I’ve been loving my slow cooker this season – the idea of throwing ingredients in and having a delicious, low labor meal at the end of the day always amazes me. I could have a nourishing soup every day if I could, but I thought it would be fun to share something a little different with it for you guys to enjoy. This simple Buffalo Chicken Dip recipe is one of my absolute favorites! There is so much you can do with the end product and it will surely please your pickiest of eaters. Bring it to your Super Bowl party this year and I bet you no one knows that its dairy free! It surely feels like the Super Bowl year round in my house when this dip is on the menu.
All you need is three ingredients, a slow cooker, and some time and you’re all set! I use Butcher Box chicken breasts and love how they are so high quality and humanely raised.

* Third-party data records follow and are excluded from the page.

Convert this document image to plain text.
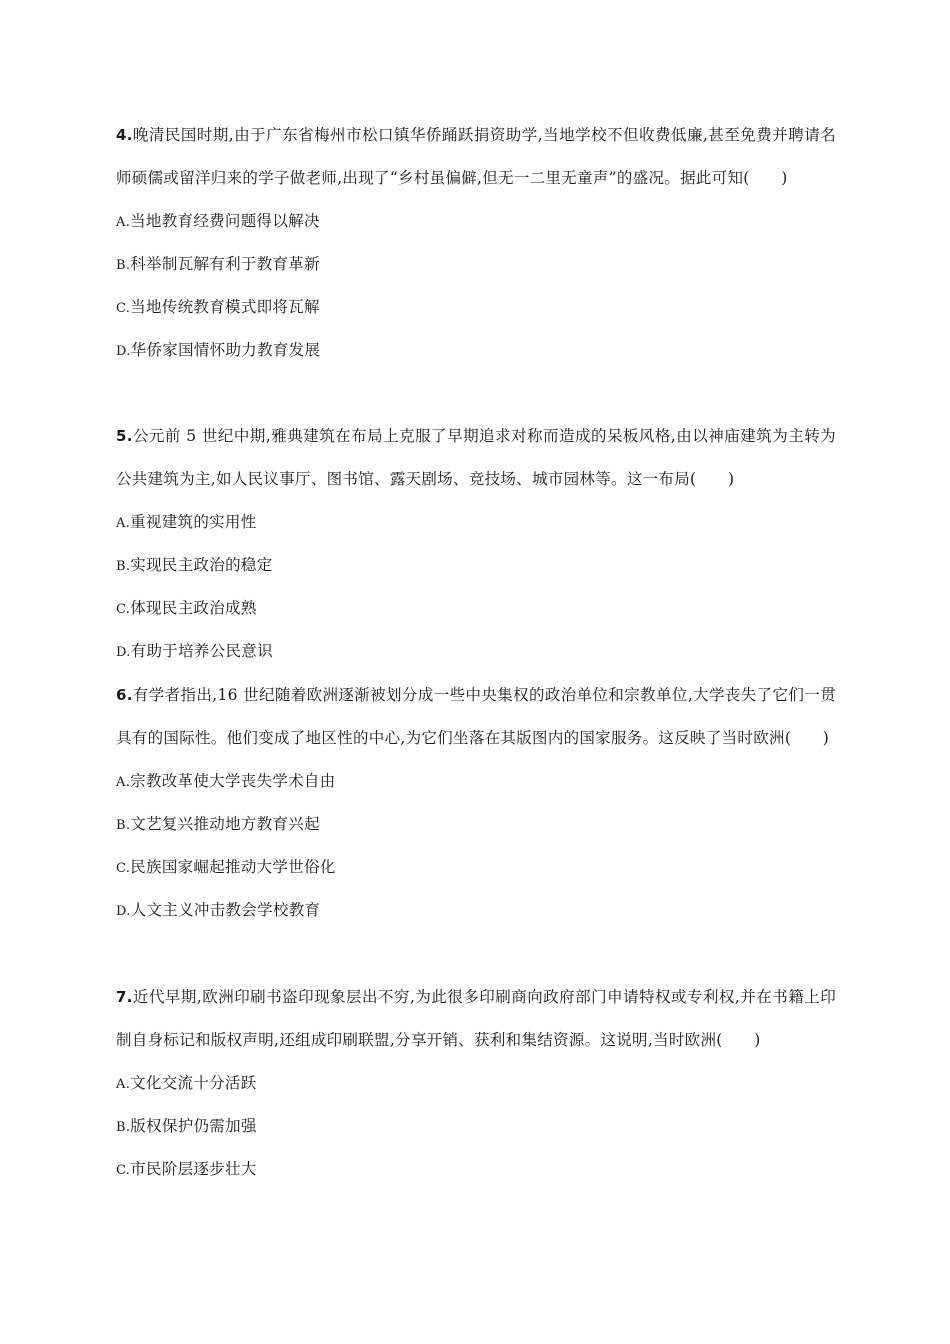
4.晚清民国时期,由于广东省梅州市松口镇华侨踊跃捐资助学,当地学校不但收费低廉,甚至免费并聘请名师硕儒或留洋归来的学子做老师,出现了“乡村虽偏僻,但无一二里无童声”的盛况。据此可知(　　)

A.当地教育经费问题得以解决
B.科举制瓦解有利于教育革新
C.当地传统教育模式即将瓦解
D.华侨家国情怀助力教育发展

5.公元前 5 世纪中期,雅典建筑在布局上克服了早期追求对称而造成的呆板风格,由以神庙建筑为主转为公共建筑为主,如人民议事厅、图书馆、露天剧场、竞技场、城市园林等。这一布局(　　)

A.重视建筑的实用性
B.实现民主政治的稳定
C.体现民主政治成熟
D.有助于培养公民意识

6.有学者指出,16 世纪随着欧洲逐渐被划分成一些中央集权的政治单位和宗教单位,大学丧失了它们一贯具有的国际性。他们变成了地区性的中心,为它们坐落在其版图内的国家服务。这反映了当时欧洲(　　)

A.宗教改革使大学丧失学术自由
B.文艺复兴推动地方教育兴起
C.民族国家崛起推动大学世俗化
D.人文主义冲击教会学校教育

7.近代早期,欧洲印刷书盗印现象层出不穷,为此很多印刷商向政府部门申请特权或专利权,并在书籍上印制自身标记和版权声明,还组成印刷联盟,分享开销、获利和集结资源。这说明,当时欧洲(　　)

A.文化交流十分活跃
B.版权保护仍需加强
C.市民阶层逐步壮大
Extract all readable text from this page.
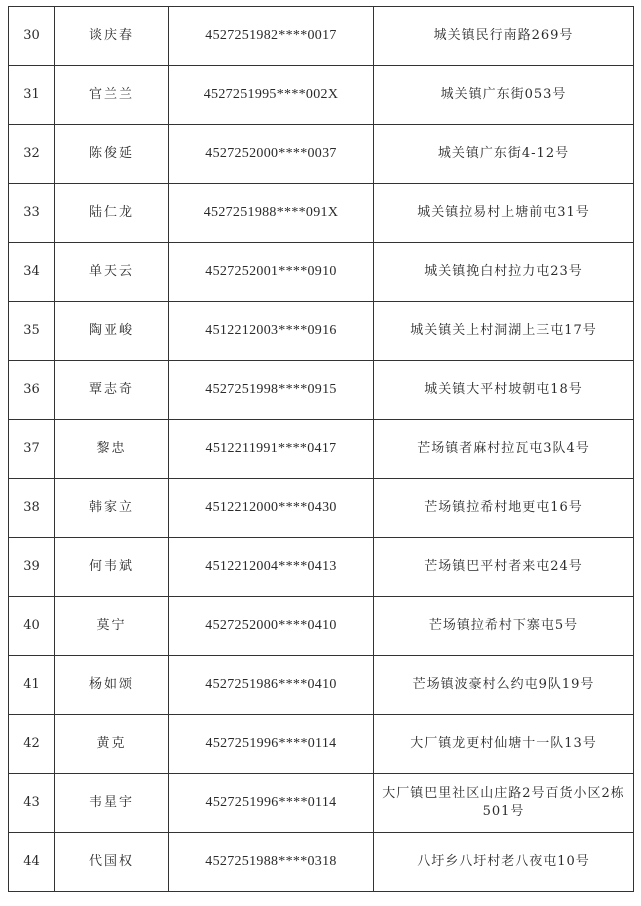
30	谈庆春	4527251982****0017	城关镇民行南路269号
31	官兰兰	4527251995****002X	城关镇广东街053号
32	陈俊延	4527252000****0037	城关镇广东街4-12号
33	陆仁龙	4527251988****091X	城关镇拉易村上塘前屯31号
34	单天云	4527252001****0910	城关镇挽白村拉力屯23号
35	陶亚峻	4512212003****0916	城关镇关上村洞湖上三屯17号
36	覃志奇	4527251998****0915	城关镇大平村坡朝屯18号
37	黎忠	4512211991****0417	芒场镇者麻村拉瓦屯3队4号
38	韩家立	4512212000****0430	芒场镇拉希村地更屯16号
39	何韦斌	4512212004****0413	芒场镇巴平村者来屯24号
40	莫宁	4527252000****0410	芒场镇拉希村下寨屯5号
41	杨如颂	4527251986****0410	芒场镇波豪村么约屯9队19号
42	黄克	4527251996****0114	大厂镇龙更村仙塘十一队13号
43	韦星宇	4527251996****0114	大厂镇巴里社区山庄路2号百货小区2栋501号
44	代国权	4527251988****0318	八圩乡八圩村老八夜屯10号
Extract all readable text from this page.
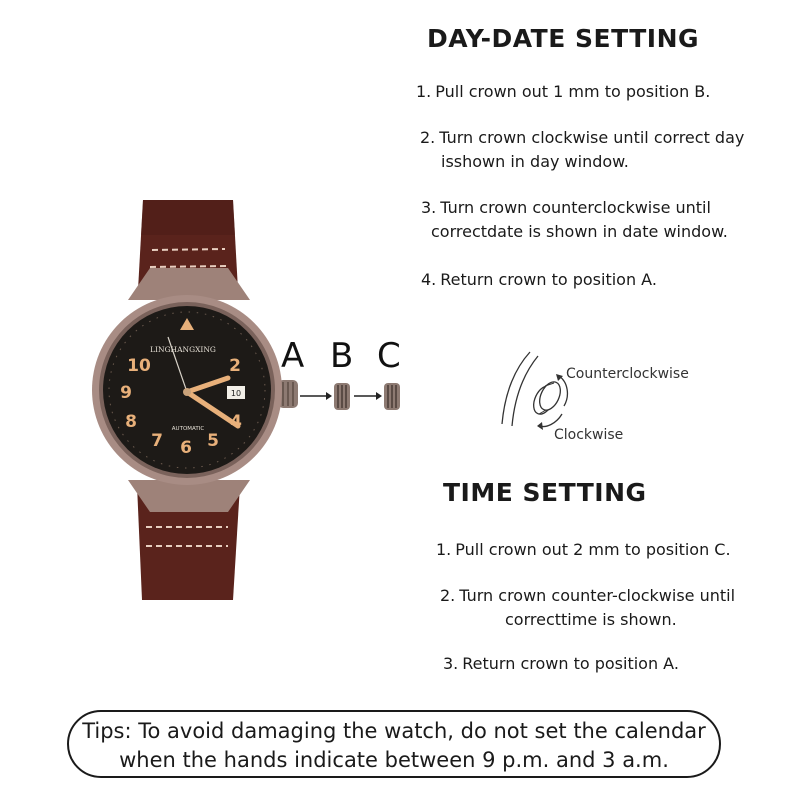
10
LINGHANGXING
AUTOMATIC
10	2
9
4
8
7	5
6
A B C
DAY-DATE SETTING
1. Pull crown out 1 mm to position B.
2. Turn crown clockwise until correct day
isshown in day window.
3. Turn crown counterclockwise until
correctdate is shown in date window.
4. Return crown to position A.
Counterclockwise
Clockwise
TIME SETTING
1. Pull crown out 2 mm to position C.
2. Turn crown counter-clockwise until
correcttime is shown.
3. Return crown to position A.
Tips: To avoid damaging the watch, do not set the calendar
when the hands indicate between 9 p.m. and 3 a.m.
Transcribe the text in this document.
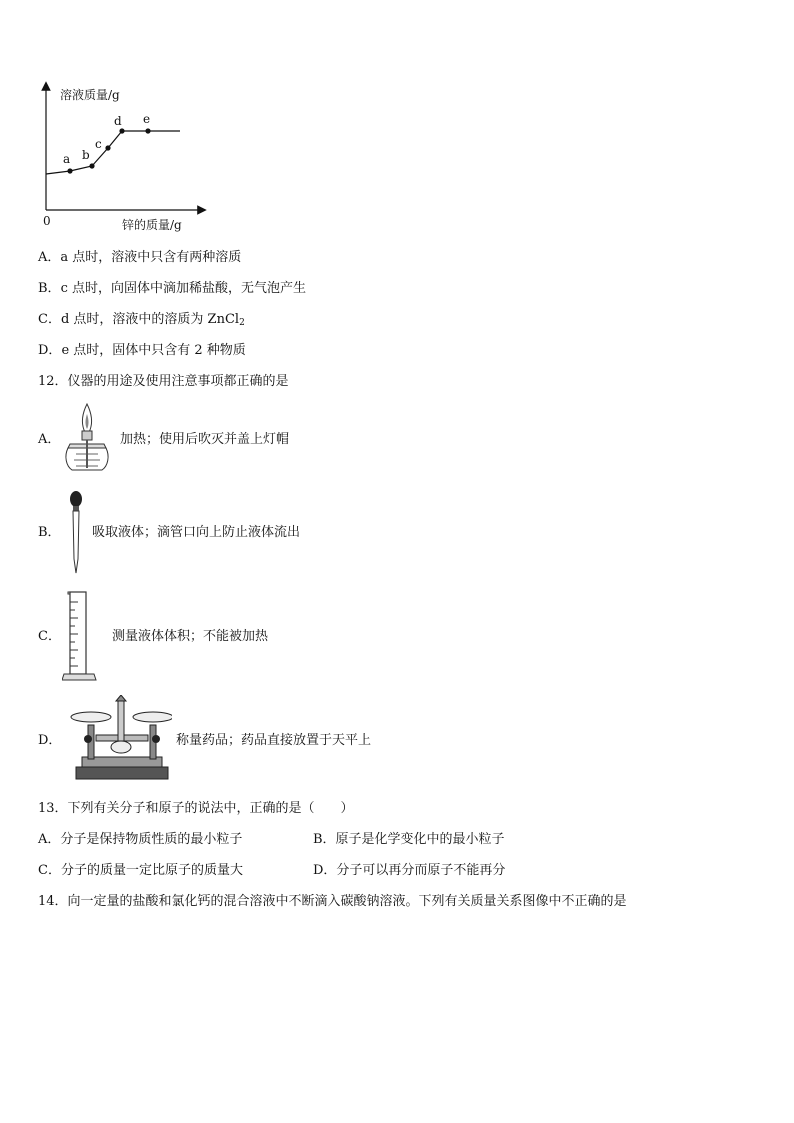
溶液质量/g
锌的质量/g
0
a b
c
d e
A．a 点时，溶液中只含有两种溶质
B．c 点时，向固体中滴加稀盐酸，无气泡产生
C．d 点时，溶液中的溶质为 ZnCl$_2$
D．e 点时，固体中只含有 2 种物质
12．仪器的用途及使用注意事项都正确的是
A．	加热；使用后吹灭并盖上灯帽
B． 吸取液体；滴管口向上防止液体流出
C．	测量液体体积；不能被加热
D．	称量药品；药品直接放置于天平上
13．下列有关分子和原子的说法中，正确的是（　　）
A．分子是保持物质性质的最小粒子	B．原子是化学变化中的最小粒子
C．分子的质量一定比原子的质量大	D．分子可以再分而原子不能再分
14．向一定量的盐酸和氯化钙的混合溶液中不断滴入碳酸钠溶液。下列有关质量关系图像中不正确的是
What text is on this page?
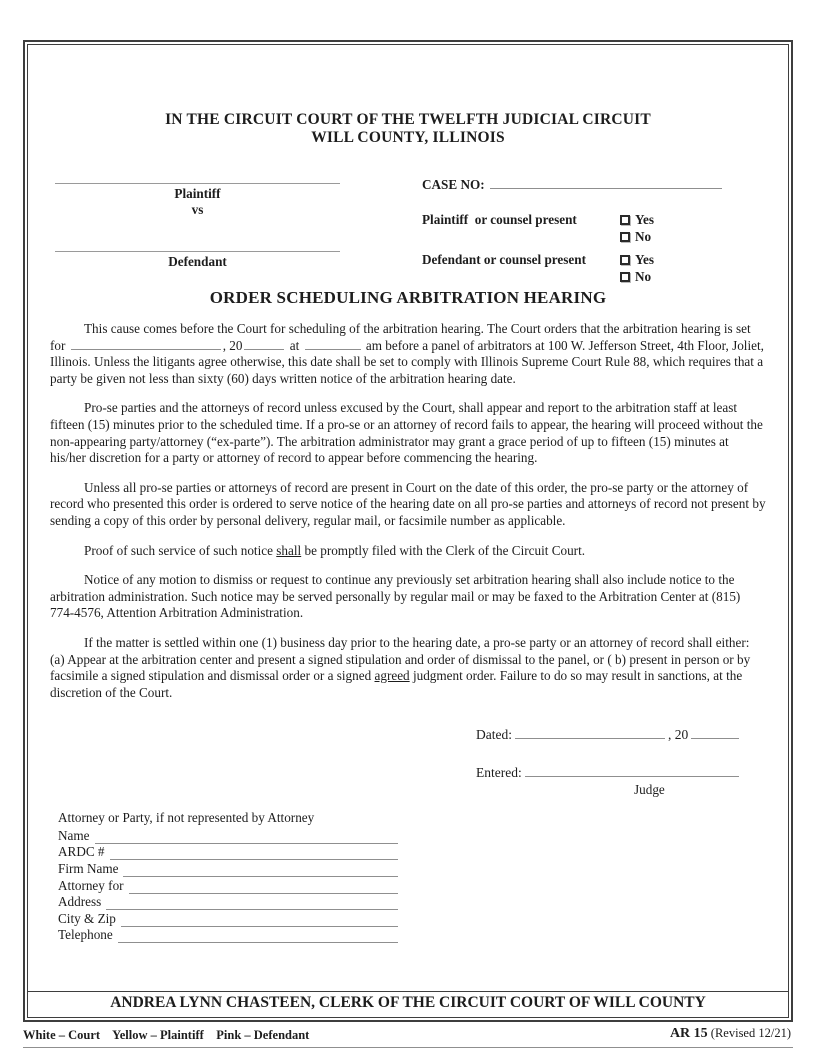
IN THE CIRCUIT COURT OF THE TWELFTH JUDICIAL CIRCUIT
WILL COUNTY, ILLINOIS
Plaintiff
vs
Defendant
CASE NO:
Plaintiff  or counsel present	Yes
No
Defendant or counsel present	Yes
No
ORDER SCHEDULING ARBITRATION HEARING
This cause comes before the Court for scheduling of the arbitration hearing. The Court orders that the arbitration hearing is set for	, 20	at	am before a panel of arbitrators at 100 W. Jefferson Street, 4th Floor, Joliet, Illinois. Unless the litigants agree otherwise, this date shall be set to comply with Illinois Supreme Court Rule 88, which requires that a party be given not less than sixty (60) days written notice of the arbitration hearing date.
Pro-se parties and the attorneys of record unless excused by the Court, shall appear and report to the arbitration staff at least fifteen (15) minutes prior to the scheduled time. If a pro-se or an attorney of record fails to appear, the hearing will proceed without the non-appearing party/attorney (“ex-parte”). The arbitration administrator may grant a grace period of up to fifteen (15) minutes at his/her discretion for a party or attorney of record to appear before commencing the hearing.
Unless all pro-se parties or attorneys of record are present in Court on the date of this order, the pro-se party or the attorney of record who presented this order is ordered to serve notice of the hearing date on all pro-se parties and attorneys of record not present by sending a copy of this order by personal delivery, regular mail, or facsimile number as applicable.
Proof of such service of such notice shall be promptly filed with the Clerk of the Circuit Court.
Notice of any motion to dismiss or request to continue any previously set arbitration hearing shall also include notice to the arbitration administration. Such notice may be served personally by regular mail or may be faxed to the Arbitration Center at (815) 774-4576, Attention Arbitration Administration.
If the matter is settled within one (1) business day prior to the hearing date, a pro-se party or an attorney of record shall either: (a) Appear at the arbitration center and present a signed stipulation and order of dismissal to the panel, or ( b) present in person or by facsimile a signed stipulation and dismissal order or a signed agreed judgment order. Failure to do so may result in sanctions, at the discretion of the Court.
Dated:	, 20
Entered:
Judge
Attorney or Party, if not represented by Attorney
Name
ARDC #
Firm Name
Attorney for
Address
City & Zip
Telephone
ANDREA LYNN CHASTEEN, CLERK OF THE CIRCUIT COURT OF WILL COUNTY
White – Court    Yellow – Plaintiff    Pink – Defendant	AR 15 (Revised 12/21)
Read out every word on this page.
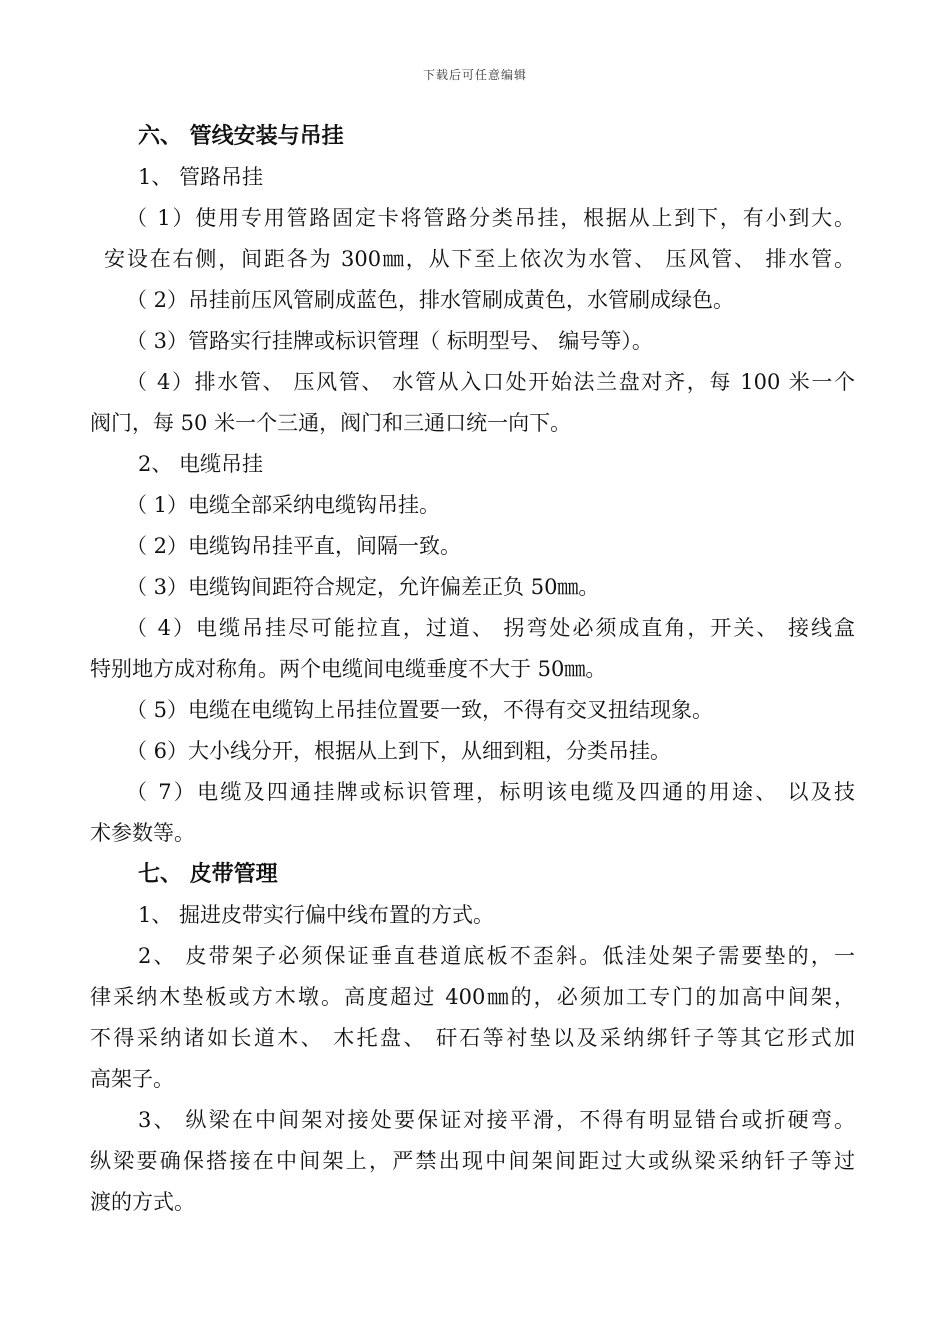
下载后可任意编辑
六、 管线安装与吊挂
1、 管路吊挂
（ 1）使用专用管路固定卡将管路分类吊挂，根据从上到下，有小到大。
安设在右侧，间距各为 300㎜，从下至上依次为水管、 压风管、 排水管。
（ 2）吊挂前压风管刷成蓝色，排水管刷成黄色，水管刷成绿色。
（ 3）管路实行挂牌或标识管理（ 标明型号、 编号等）。
（ 4）排水管、 压风管、 水管从入口处开始法兰盘对齐，每 100 米一个
阀门，每 50 米一个三通，阀门和三通口统一向下。
2、 电缆吊挂
（ 1）电缆全部采纳电缆钩吊挂。
（ 2）电缆钩吊挂平直，间隔一致。
（ 3）电缆钩间距符合规定，允许偏差正负 50㎜。
（ 4）电缆吊挂尽可能拉直，过道、 拐弯处必须成直角，开关、 接线盒
特别地方成对称角。两个电缆间电缆垂度不大于 50㎜。
（ 5）电缆在电缆钩上吊挂位置要一致，不得有交叉扭结现象。
（ 6）大小线分开，根据从上到下，从细到粗，分类吊挂。
（ 7）电缆及四通挂牌或标识管理，标明该电缆及四通的用途、 以及技
术参数等。
七、 皮带管理
1、 掘进皮带实行偏中线布置的方式。
2、 皮带架子必须保证垂直巷道底板不歪斜。低洼处架子需要垫的，一
律采纳木垫板或方木墩。高度超过 400㎜的，必须加工专门的加高中间架，
不得采纳诸如长道木、 木托盘、 矸石等衬垫以及采纳绑钎子等其它形式加
高架子。
3、 纵梁在中间架对接处要保证对接平滑，不得有明显错台或折硬弯。
纵梁要确保搭接在中间架上，严禁出现中间架间距过大或纵梁采纳钎子等过
渡的方式。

Frank’s Red Hot Original sauce has always been a favorite of mine, and not to mention its Whole 30 approved! The Kite Hill almond milk cream cheese adds the perfect touch and flavor; I love incorporating it into a variety of my meals in some way.
Let me know if you decide to make it and I would absolutely love to hear what you think! If you remake on Instagram, remember to tag me at @matcha_and_margs so I can send the love and support right back. Enjoy!
Slow Cooker Buffalo Chicken Dip (Df)
- 2 chicken breasts I use Butcher Box
- 1/2 cup Frank’s Red Hot Original Sauce
- 1/2-2/3 cup Kite Hill Almond Milk Chive Cream Cheese can use regular if not dairy free!
- Put the chicken breasts in the slow cooker with the Frank’s Red Hot for 6 hours on low. Make sure the sauce covers all of the chicken.
- Once the chicken is cooked, shred it with a fork and mix with the Kite Hill cream cheese. You can use more or less of the cream cheese depending on how creamy you like it!
- Serve and enjoy! I love dipping celery, carrots, and crackers into it. It is also great stuffed in a sweet potato, on a taco or sandwich — the opportunities are endless!